No meio do caminho corria uma fila. Rostos cansados, abatidos e apáticos esperando mais algumas horas para chegar em casa para seu descanso. As calçadas eram tomadas por camelôs, mas conforme a tarde avançava, as barracas de roupas e utensílios para celular davam lugar as barracas de comida. Acho que o trabalhador cansado da labuta pensa mais em comer que em comprar uma falsificação de Nike ou de Supreme, uma capinha para o celular, ou um fone de ouvido que em poucas semanas deixará um dos lados mudo. Num canto da calçada tinha uma barraca com milho verde, do outro uma com pastel, mais a frente tinha uma com angu, logo depois tinha um churrasco. Os cheiros se misturavam com os gases dos escapamentos dos ônibus e carros numa fragrância nauseante e tipicamente urbana.

As filas dos ônibus, como sempre atrasados em seus itinerários, se misturavam. As pessoas amontoadas disputavam o espaço com os camelôs. Os transeuntes, muitas vezes, escapavam da disputa por espaço nas calçadas andando entre os carros na rua. Fora de perigo, afinal, o trânsito cheio deixava tudo mais lento. Essa história de ritmo acelerado da cidade é pura metáfora, na prática ninguém anda, nem na calçada nem na rua.

E a sinfonia era bizarra em sua aleatoriedade. A começar, claro, com os sons dos carros, seus motores e buzinas. A rádio nos postes tocavam jingles de estabelecimentos locais, óticas, mercados e toda variação de comércio disputando os ouvidos das pessoas nas filas. Quando o comercial na rádio não era uma opção para o comerciante, ele colocava uma caixa de som na frente da loja e um homem com voz grave para gritar as ofertas. Alguns camelôs ainda tentavam vender suas caixinhas de som irritantes. E, claro, os sons das pessoas. Essas últimas conseguiam ser ainda mais irritantes que os demais. Todos os sons eram espaçados, respeitavam uma cadência, um ritmo, mas o falatório e a gritaria eram constantes, ininterruptos.

Já o tato era invadido. Claro, no amontado de gente não existe espaço pessoal. A cada passo você inevitavelmente esbarra em alguém. Se não tiver cuidado, é até possível que você seja levado pela maré de gente e acabe entrando num dos ônibus ou vans sem querer. A expressão mar de gente nunca fez tanto sentido.

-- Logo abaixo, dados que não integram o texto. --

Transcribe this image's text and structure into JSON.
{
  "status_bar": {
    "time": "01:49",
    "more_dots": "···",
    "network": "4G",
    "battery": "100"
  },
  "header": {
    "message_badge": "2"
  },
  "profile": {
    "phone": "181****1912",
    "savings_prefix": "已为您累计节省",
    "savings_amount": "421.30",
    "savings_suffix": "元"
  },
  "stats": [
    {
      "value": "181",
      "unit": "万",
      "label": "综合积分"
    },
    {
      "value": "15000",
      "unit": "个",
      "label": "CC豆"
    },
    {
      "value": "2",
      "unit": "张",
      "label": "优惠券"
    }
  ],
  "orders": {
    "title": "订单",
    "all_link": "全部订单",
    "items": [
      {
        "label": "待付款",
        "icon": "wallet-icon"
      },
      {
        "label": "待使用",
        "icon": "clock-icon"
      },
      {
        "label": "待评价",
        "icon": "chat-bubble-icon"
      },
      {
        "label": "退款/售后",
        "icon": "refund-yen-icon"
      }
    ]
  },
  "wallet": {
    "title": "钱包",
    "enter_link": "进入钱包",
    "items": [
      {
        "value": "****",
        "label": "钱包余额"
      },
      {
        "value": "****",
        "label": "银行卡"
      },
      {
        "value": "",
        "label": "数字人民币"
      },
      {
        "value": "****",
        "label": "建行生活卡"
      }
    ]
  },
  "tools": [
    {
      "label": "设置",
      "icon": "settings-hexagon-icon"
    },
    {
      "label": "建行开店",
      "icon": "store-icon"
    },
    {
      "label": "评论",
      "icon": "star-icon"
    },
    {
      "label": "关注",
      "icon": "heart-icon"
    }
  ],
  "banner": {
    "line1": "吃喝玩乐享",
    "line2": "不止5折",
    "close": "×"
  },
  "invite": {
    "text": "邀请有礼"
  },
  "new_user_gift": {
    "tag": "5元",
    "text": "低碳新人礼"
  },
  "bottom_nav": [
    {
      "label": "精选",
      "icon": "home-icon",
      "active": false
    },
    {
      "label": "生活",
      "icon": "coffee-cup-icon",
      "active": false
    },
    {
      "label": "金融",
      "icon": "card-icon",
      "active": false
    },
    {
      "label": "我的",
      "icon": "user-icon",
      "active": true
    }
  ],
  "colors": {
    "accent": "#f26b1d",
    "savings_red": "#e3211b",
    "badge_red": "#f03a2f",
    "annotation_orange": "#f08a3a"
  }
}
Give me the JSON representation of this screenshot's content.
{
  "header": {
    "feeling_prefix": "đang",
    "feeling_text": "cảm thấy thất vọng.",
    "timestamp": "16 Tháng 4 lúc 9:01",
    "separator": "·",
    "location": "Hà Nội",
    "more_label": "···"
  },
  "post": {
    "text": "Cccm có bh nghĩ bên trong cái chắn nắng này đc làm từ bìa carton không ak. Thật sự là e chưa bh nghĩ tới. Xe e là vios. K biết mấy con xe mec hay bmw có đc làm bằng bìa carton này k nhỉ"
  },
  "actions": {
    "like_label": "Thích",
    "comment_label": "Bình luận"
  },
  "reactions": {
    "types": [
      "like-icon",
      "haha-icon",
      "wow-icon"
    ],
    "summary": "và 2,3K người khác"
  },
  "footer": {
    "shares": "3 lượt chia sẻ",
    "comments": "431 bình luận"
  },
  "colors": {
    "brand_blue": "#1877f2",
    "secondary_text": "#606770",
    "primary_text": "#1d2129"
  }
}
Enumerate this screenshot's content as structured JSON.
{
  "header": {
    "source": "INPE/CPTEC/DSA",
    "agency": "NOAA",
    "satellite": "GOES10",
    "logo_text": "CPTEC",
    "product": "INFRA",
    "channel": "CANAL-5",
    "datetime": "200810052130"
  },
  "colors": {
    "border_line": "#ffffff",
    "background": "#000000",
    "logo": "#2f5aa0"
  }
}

E, no meio desse caos, no horizonte uma grande bola de plasma radioativa se deitava lentamente. Sua luz era cortada pelo ar tornando o céu rosado em contraste com as nuvens negras que se formavam aos poucos. Mas na cidade você não tem muito tempo para observar essas coisas, se ficar muito tempo olhando para o céu você tropeça numa criança, esbarra numa fila, ou derruba uma barraca. Na verdade, por aqui, você só percebe o pôr do sol quando as luzes dos postes acendem e deixam a rua amarela.

Mas quando as ruas finalmente ficam vazias o suficiente para deixar uma pessoa olhar o céu, ele já se foi. Durante a noite o céu, que era azul, toma uma coloração arroxada, não mais pela quebra da luz pelos cristais da atmosfera, ah não. Os créditos para a pintura do céu noturno é todo dos gases poluentes que pairam sobre a cidade, como uma cortina. Mas essa não é a única forma de poluição da qual usufruímos. Olhar para o céu noturno da cidade é olhar para um grande véu roxo, com um pouco de esforço se vê a lua entre os prédios, mas nenhuma estrela. A poluição lumiosa nos deixa cegos.

É uma pena não conseguirmos observar com cuidado o céu. Mas convenhamos, que tipo de idiota tem tempo para parar no meio do entardecer para olhar para o céu? Existem coisas maiss importantes acontecendo. Se eu não correr, chego atrasado em casa. Sim, atrasado, porque estão me esperando, se não chegar na hora – ou ao menos não avisar – ficarão preocupados comigo. Não basta bater o ponto no serviço, tenho que correr para casa para bater o ponto e descansar.

Enquanto eu descanso, o sol se prepara para levantar novamente. Eu não assistirei ao seu renascer simplesmente porque estarei apagado, num estado de semiconsciência só esperando a hora do despertador me assustar. Mas, mesmo aqueles que estarão em pé no momento do espetáculo do sol, dificilmente estarão atentos para ele. Assim como eu estava cansado e distraído quando o sol se deitou, eles estarão quando o sol se levantar.

E assim vai mais um dia e mais uma madrugada. O mundo acontece e ninguém se dá ao trabalho de notar, ninguém tem condição de notar.